There are approximately 367,000 new cancer cases reported in the UK every year. The common types of cancers include Skin cancer, Lung Cancer, Prostate cancer, Breast cancer, Kidney cancer, Colorectal cancer, and Bladder cancer. Bladder cancer being the 11th most common cancer diagnosed in the UK, which holds for 3% of all new cancer cases (2017).

Muscle-invasive bladder cancer (MIBC) has the highest number of unmet clinical needs. Globally its only half of the eligible patients that receive curative treatment since the radical treatment is not much exhibited. Radical cystectomy understands the standard of care in MIBC. The patients who were unfit for cystectomy would only be the ones going for Radiology. If we look back to historical comparisons of survival it was evident that outcomes were incorrectly interpreted mostly favoring surgeries.

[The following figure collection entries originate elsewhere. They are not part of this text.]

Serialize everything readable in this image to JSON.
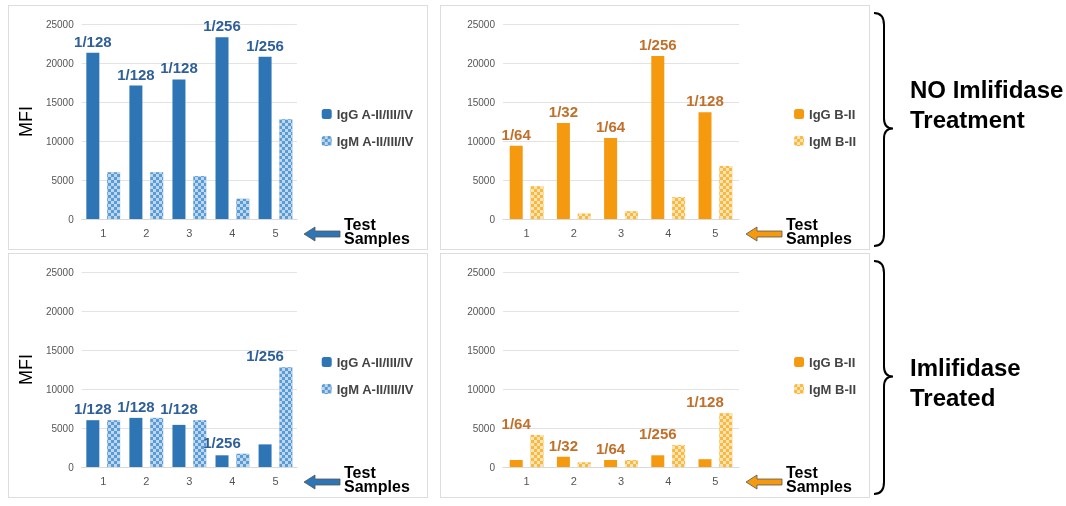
{
  "chart_data": [
    {
      "type": "bar",
      "ylabel": "MFI",
      "xlabel": "Test Samples",
      "categories": [
        "1",
        "2",
        "3",
        "4",
        "5"
      ],
      "ylim": [
        0,
        25000
      ],
      "yticks": [
        0,
        5000,
        10000,
        15000,
        20000,
        25000
      ],
      "grid": "y",
      "legend": "right",
      "series": [
        {
          "name": "IgG A-II/III/IV",
          "color": "#2e75b6",
          "values": [
            21300,
            17100,
            17900,
            23300,
            20800
          ]
        },
        {
          "name": "IgM A-II/III/IV",
          "color": "#5b9bd5",
          "values": [
            6000,
            6000,
            5500,
            2600,
            12800
          ]
        }
      ],
      "annotations": [
        {
          "text": "1/128",
          "x": "1",
          "y": 21300
        },
        {
          "text": "1/128",
          "x": "2",
          "y": 17100
        },
        {
          "text": "1/128",
          "x": "3",
          "y": 17900
        },
        {
          "text": "1/256",
          "x": "4",
          "y": 23300
        },
        {
          "text": "1/256",
          "x": "5",
          "y": 20800
        }
      ]
    },
    {
      "type": "bar",
      "xlabel": "Test Samples",
      "categories": [
        "1",
        "2",
        "3",
        "4",
        "5"
      ],
      "ylim": [
        0,
        25000
      ],
      "yticks": [
        0,
        5000,
        10000,
        15000,
        20000,
        25000
      ],
      "grid": "y",
      "legend": "right",
      "series": [
        {
          "name": "IgG B-II",
          "color": "#f5990f",
          "values": [
            9400,
            12300,
            10400,
            20900,
            13700
          ]
        },
        {
          "name": "IgM B-II",
          "color": "#f7b940",
          "values": [
            4200,
            700,
            1000,
            2800,
            6800
          ]
        }
      ],
      "annotations": [
        {
          "text": "1/64",
          "x": "1",
          "y": 9400
        },
        {
          "text": "1/32",
          "x": "2",
          "y": 12300
        },
        {
          "text": "1/64",
          "x": "3",
          "y": 10400
        },
        {
          "text": "1/256",
          "x": "4",
          "y": 20900
        },
        {
          "text": "1/128",
          "x": "5",
          "y": 13700
        },
        "NO Imlifidase Treatment"
      ]
    },
    {
      "type": "bar",
      "ylabel": "MFI",
      "xlabel": "Test Samples",
      "categories": [
        "1",
        "2",
        "3",
        "4",
        "5"
      ],
      "ylim": [
        0,
        25000
      ],
      "yticks": [
        0,
        5000,
        10000,
        15000,
        20000,
        25000
      ],
      "grid": "y",
      "legend": "right",
      "series": [
        {
          "name": "IgG A-II/III/IV",
          "color": "#2e75b6",
          "values": [
            6000,
            6300,
            5400,
            1500,
            2900
          ]
        },
        {
          "name": "IgM A-II/III/IV",
          "color": "#5b9bd5",
          "values": [
            6000,
            6300,
            6000,
            1700,
            12800
          ]
        }
      ],
      "annotations": [
        {
          "text": "1/128",
          "x": "1",
          "y": 6000
        },
        {
          "text": "1/128",
          "x": "2",
          "y": 6300
        },
        {
          "text": "1/128",
          "x": "3",
          "y": 6000
        },
        {
          "text": "1/256",
          "x": "4",
          "y": 1700
        },
        {
          "text": "1/256",
          "x": "5",
          "y": 12800
        }
      ]
    },
    {
      "type": "bar",
      "xlabel": "Test Samples",
      "categories": [
        "1",
        "2",
        "3",
        "4",
        "5"
      ],
      "ylim": [
        0,
        25000
      ],
      "yticks": [
        0,
        5000,
        10000,
        15000,
        20000,
        25000
      ],
      "grid": "y",
      "legend": "right",
      "series": [
        {
          "name": "IgG B-II",
          "color": "#f5990f",
          "values": [
            900,
            1300,
            900,
            1500,
            1000
          ]
        },
        {
          "name": "IgM B-II",
          "color": "#f7b940",
          "values": [
            4100,
            600,
            900,
            2800,
            6900
          ]
        }
      ],
      "annotations": [
        {
          "text": "1/64",
          "x": "1",
          "y": 4100
        },
        {
          "text": "1/32",
          "x": "2",
          "y": 1300
        },
        {
          "text": "1/64",
          "x": "3",
          "y": 900
        },
        {
          "text": "1/256",
          "x": "4",
          "y": 2800
        },
        {
          "text": "1/128",
          "x": "5",
          "y": 6900
        },
        "Imlifidase Treated"
      ]
    }
  ]
}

Radical radiotherapy with the use of radiosensitizers depicts that it can achieve similar oncological outcomes to surgery. Survival stakes, even with radical treatment, are poor and have remained unchanged for many years. Royal College of Radiologists (RCR) recently published audit results of contemporary UK radiotherapy practice for the management of MIBC against national guidance are quite disappointing.

One way out to this , would be that bladder cancer patients should be identified separately from the general group of urological cancers, with tumor-specific specialist multidisciplinary team discussion, clinician and bladder cancer nurse specialist.